Spoiler Warning: Plot details and/or information about the ending follow. If you wish to enjoy the work first, stop reading here and return at another time.
Plot
Greena (the narrator) tells a story of a day when she was about 15 years old, living on a farm with her mother and her younger sister and brother. Her mother took Greena into town, even though there were reports that it might rain that day (the rain is radioactive). Once in town, inside the “sealtite”, they visit a man and talk with him awhile, while Greena’s mother negotiates a price with him. After coming home, her mother explains that she’s going to die soon (she’s about 30 years old, and already past the life expectancy of about 25), and she had to make the arrangement to sell Greena to make sure she would be all right. She explains that the man’s original fiance had “canced”, and that he himself had some genetic defects which made procreation risky; that’s why he wanted Greena (who had been sterilized at a young age) for a wife. Her mother tells Greena to be sure to have her sister sterilized when she turns five, and to make good arrangements for them when the time comes.

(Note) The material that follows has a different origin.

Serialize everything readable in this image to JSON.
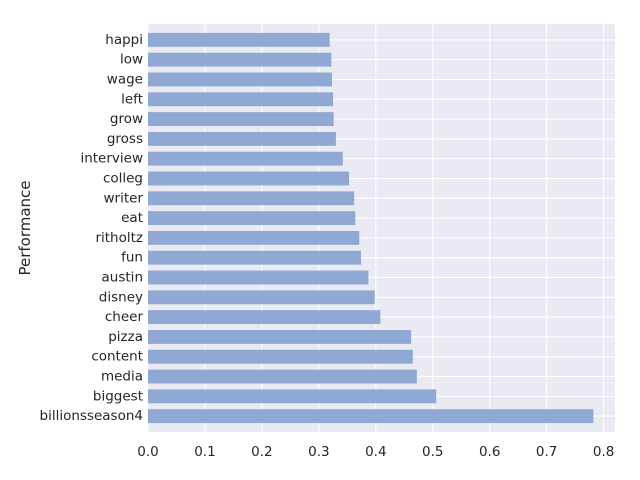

Greena remembers a day years earlier, when she was six or seven, and she saw a one year old child crying in the rain in the middle of the street. Greena’s mother had put Greena in her room, and gone out to get the child, whom she took to an emergency unit after the All Clear, but the child died anyway.
When she was paying for the treatment and our own decontam, the unit staff said horrible things to my mother, about her stupidity, until I started to cry in humiliated fear. My mother ignored me and only faced them out like an untamed vixen, snarling with her cracked teeth.
All the way home I whined and railed at her. Why had she exposed us to those wicked people with their poking instruments and boiling showers, the hurt and rancor, the downpour of words? (I was jealous too, I realize now, of that intruding poisonous child. I’d been till then the only one in our house.)
With the arranged marriage, Greena now lives in the town, inside the protective dome, safe from the radioactive rain, and she better appreciates what her mother did for her.
Reprints
This story has been reprinted in Donald A. Wollheim's The 1988 Annual World’s Best SF.